Augmenting Knowledge Base with Custom Thesaurus

You can add your custom thesaurus to a branch in the existing knowledge base. The knowledge base is a hierarchical tree of concepts used for theme indexing, ABOUT queries, and deriving themes for document services.

When you augment the existing knowledge base with your new thesaurus, you query with the ABOUT operator which implicitly expands to synonyms and narrower terms. You do not query with the thesaurus operators.

To augment the existing knowledge base with your custom thesaurus, follow these steps:

  1. Create your custom thesaurus, linking new terms to existing knowledge base terms. See "Defining Terms in a Thesaurus" and "Linking New Terms to Existing Terms".
  2. Load thesaurus by one of the following methods:
  3. Compile the loaded thesaurus with ctxkbtc compiler. Refer to "Compiling a Loaded Thesaurus".
  4. Index your documents. By default the system creates a theme component to your index.
  5. Use ABOUT operator to query. For example, to find all documents that are related to the term politics including any synonyms or narrower terms as defined in the knowledge base, enter the query:
    'about(politics)'
    

Advantage

Compiling your custom thesaurus with the existing knowledge base before indexing enables faster and simpler queries with the ABOUT operator. Document services can also take full advantage of the customized information for creating theme summaries and Gists.

Limitations

Use of the ABOUT operator requires a theme component in the index, which requires slightly more disk space. You must also define the thesaurus before indexing your documents. If you make any change to the thesaurus, you must recompile your thesaurus and re-index your documents.

Linking New Terms to Existing Terms

When adding terms to the knowledge base, Oracle recommends that new terms be linked to one of the categories in the knowledge base for best results in theme proving.

See Also:

Oracle Text Reference for more information about the supplied English knowledge base

If new terms are kept completely separate from existing categories, fewer themes from new terms will be proven. The result of this is poor precision and recall with ABOUT queries as well as poor quality of gists and theme highlighting.

You link new terms to existing terms by making an existing term the broader term for the new terms.

Example: Linking New Terms to Existing Terms

You purchase a medical thesaurus medthes containing a a hierarchy of medical terms. The four top terms in the thesaurus are as follows:

  • Anesthesia and Analgesia

  • Anti-Allergic and Respiratory System Agents

  • Anti-Inflammatory Agents, Antirheumatic Agents, and Inflammation Mediators

  • Antineoplastic and Immunosuppressive Agents

To link these terms to the existing knowledge base, add the following entries to the medical thesaurus to map the new terms to the existing health and medicine branch:

health and medicine
 NT Anesthesia and Analgesia
 NT Anti-Allergic and Respiratory System Agents
 NT Anti-Inflamammatory Agents, Antirheumatic Agents, and Inflamation Mediators
 NT Antineoplastic and Immunosuppressive Agents

Loading a Thesaurus with ctxload

Assuming the medical thesaurus is in a file called med.thes, you load the thesaurus as medthes with ctxload as follows:

ctxload -thes -thescase y -name medthes -file med.thes -user ctxsys

When you enter the ctxload command line, you are prompted for the user password. For best security practices, never enter the password at the command line. Alternatively, you may omit the -user and let ctxload prompt you for username and password, respectively.

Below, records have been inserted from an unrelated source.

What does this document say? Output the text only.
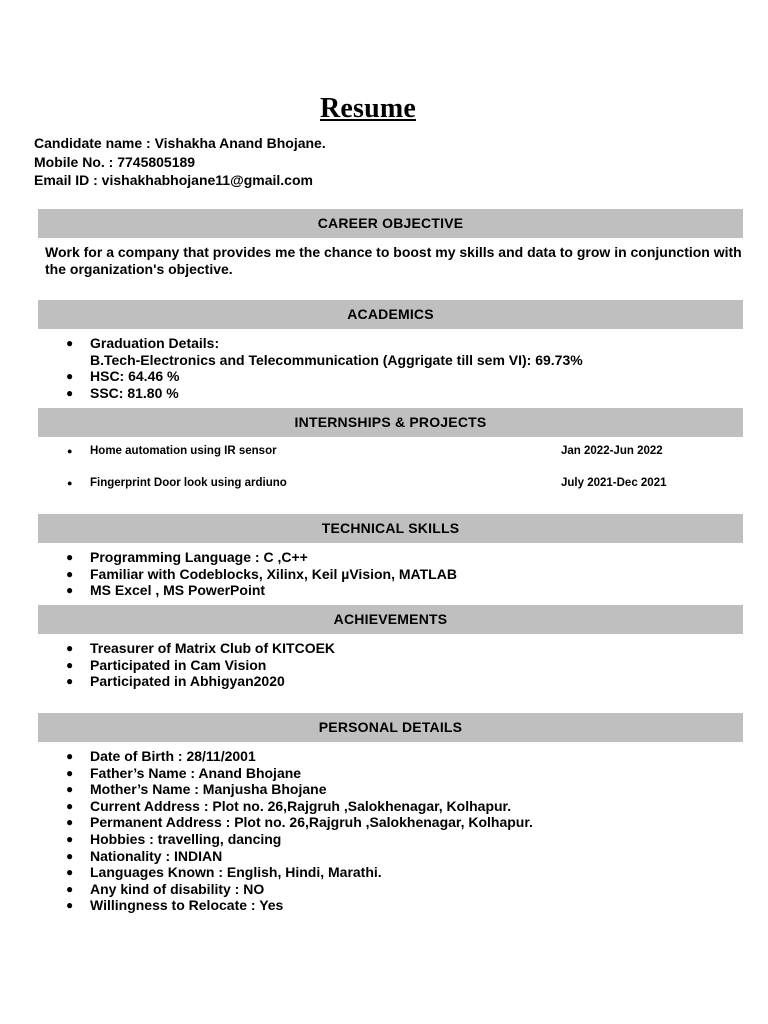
Resume
Candidate name : Vishakha Anand Bhojane.
Mobile No. : 7745805189
Email ID : vishakhabhojane11@gmail.com
CAREER OBJECTIVE
Work for a company that provides me the chance to boost my skills and data to grow in conjunction with the organization's objective.
ACADEMICS
● Graduation Details:
B.Tech-Electronics and Telecommunication (Aggrigate till sem VI): 69.73%
● HSC: 64.46 %
● SSC: 81.80 %
INTERNSHIPS & PROJECTS
● Home automation using IR sensor	Jan 2022-Jun 2022
● Fingerprint Door look using ardiuno	July 2021-Dec 2021
TECHNICAL SKILLS
● Programming Language : C ,C++
● Familiar with Codeblocks, Xilinx, Keil µVision, MATLAB
● MS Excel , MS PowerPoint
ACHIEVEMENTS
● Treasurer of Matrix Club of KITCOEK
● Participated in Cam Vision
● Participated in Abhigyan2020
PERSONAL DETAILS
● Date of Birth : 28/11/2001
● Father’s Name : Anand Bhojane
● Mother’s Name : Manjusha Bhojane
● Current Address : Plot no. 26,Rajgruh ,Salokhenagar, Kolhapur.
● Permanent Address : Plot no. 26,Rajgruh ,Salokhenagar, Kolhapur.
● Hobbies : travelling, dancing
● Nationality : INDIAN
● Languages Known : English, Hindi, Marathi.
● Any kind of disability : NO
● Willingness to Relocate : Yes
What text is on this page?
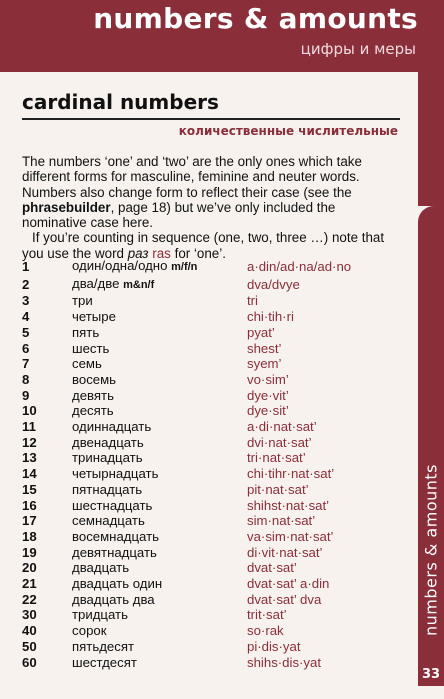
numbers & amounts
цифры и меры
33
numbers & amounts
cardinal numbers
количественные числительные

The numbers ‘one’ and ‘two’ are the only ones which take different forms for masculine, feminine and neuter words. Numbers also change form to reflect their case (see the phrasebuilder, page 18) but we’ve only included the nominative case here.

If you’re counting in sequence (one, two, three …) note that you use the word раз ras for ‘one’.

1	один/одна/одно m/f/n	a·din/ad·na/ad·no
2	два/две m&n/f	dva/dvye
3	три	tri
4	четыре	chi·tih·ri
5	пять	pyat’
6	шесть	shest’
7	семь	syem’
8	восемь	vo·sim’
9	девять	dye·vit’
10	десять	dye·sit’
11	одиннадцать	a·di·nat·sat’
12	двенадцать	dvi·nat·sat’
13	тринадцать	tri·nat·sat’
14	четырнадцать	chi·tihr·nat·sat’
15	пятнадцать	pit·nat·sat’
16	шестнадцать	shihst·nat·sat’
17	семнадцать	sim·nat·sat’
18	восемнадцать	va·sim·nat·sat’
19	девятнадцать	di·vit·nat·sat’
20	двадцать	dvat·sat’
21	двадцать один	dvat·sat’ a·din
22	двадцать два	dvat·sat’ dva
30	тридцать	trit·sat’
40	сорок	so·rak
50	пятьдесят	pi·dis·yat
60	шестдесят	shihs·dis·yat
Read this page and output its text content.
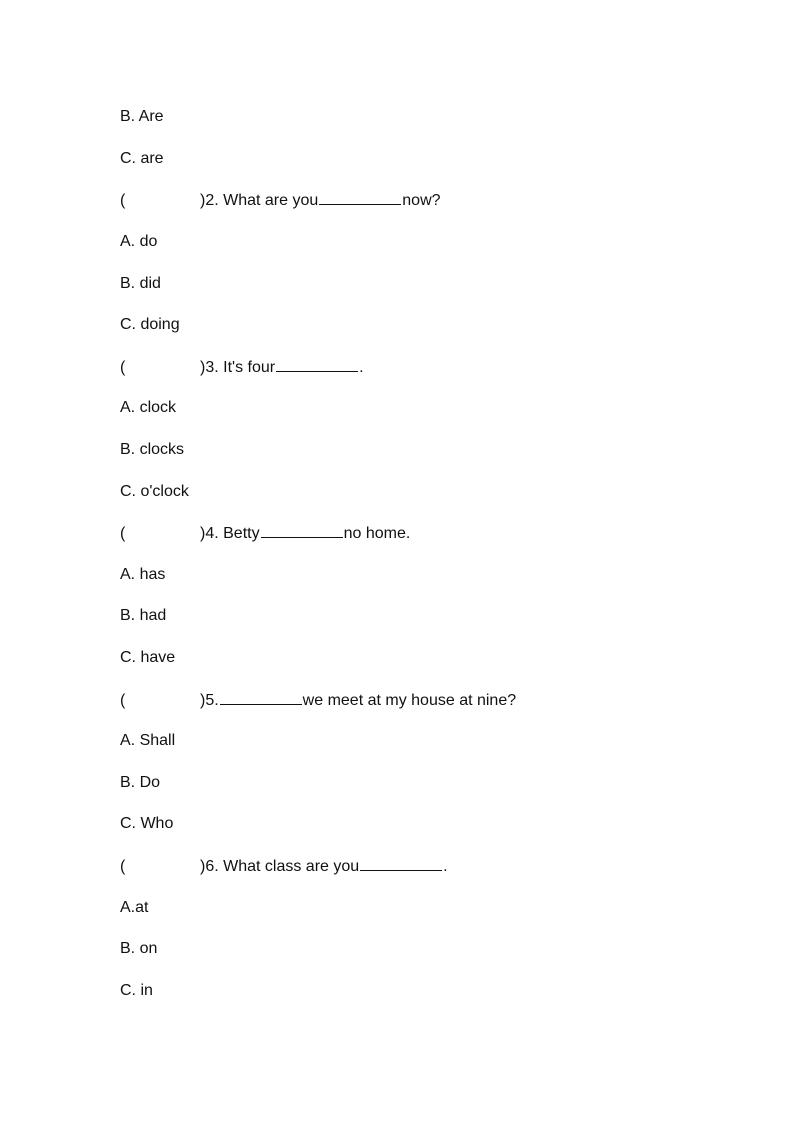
B. Are
C. are
(	)2. What are you	now?
A. do
B. did
C. doing
(	)3. It's four	.
A. clock
B. clocks
C. o'clock
(	)4. Betty	no home.
A. has
B. had
C. have
(	)5.	we meet at my house at nine?
A. Shall
B. Do
C. Who
(	)6. What class are you	.
A.at
B. on
C. in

Loading a Thesaurus with PL/SQL procedure CTX_THES.IMPORT_THESAURUS

The following example creates a case-sensitive thesaurus named mythesaurus and imports the thesaurus content present in myclob into the Oracle Text thesaurus tables:

declare 
 myclob clob; 
begin 
 myclob := to_clob('peking SYN beijing BT capital country NT beijing tokyo');
 ctx_thes.import_thesaurus(‘mythesaurus', myclob, ‘Y');
end;

The format of the thesaurus to be imported (myclob in this example) should be the same as used by the ctxload utility. If the format of the thesaurus to be imported is not correct, then IMPORT_THESAURUS raises an exception.

Compiling a Loaded Thesaurus

To link the loaded thesaurus medthes to the knowledge base, use ctxkbtc as follows:

ctxkbtc -user ctxsys -name medthes 

When you enter the ctxkbtc command line, you are prompted for the user password. As with ctxload, for best security practices, do not enter the password at the command line.

WARNING:

In order to ensure sound security practices, Oracle recommends that you enter the password for ctxload and ctxkbtc using the interactive mode, which prompts you for the user password. Oracle strongly recommends that you do not enter a password on the command line.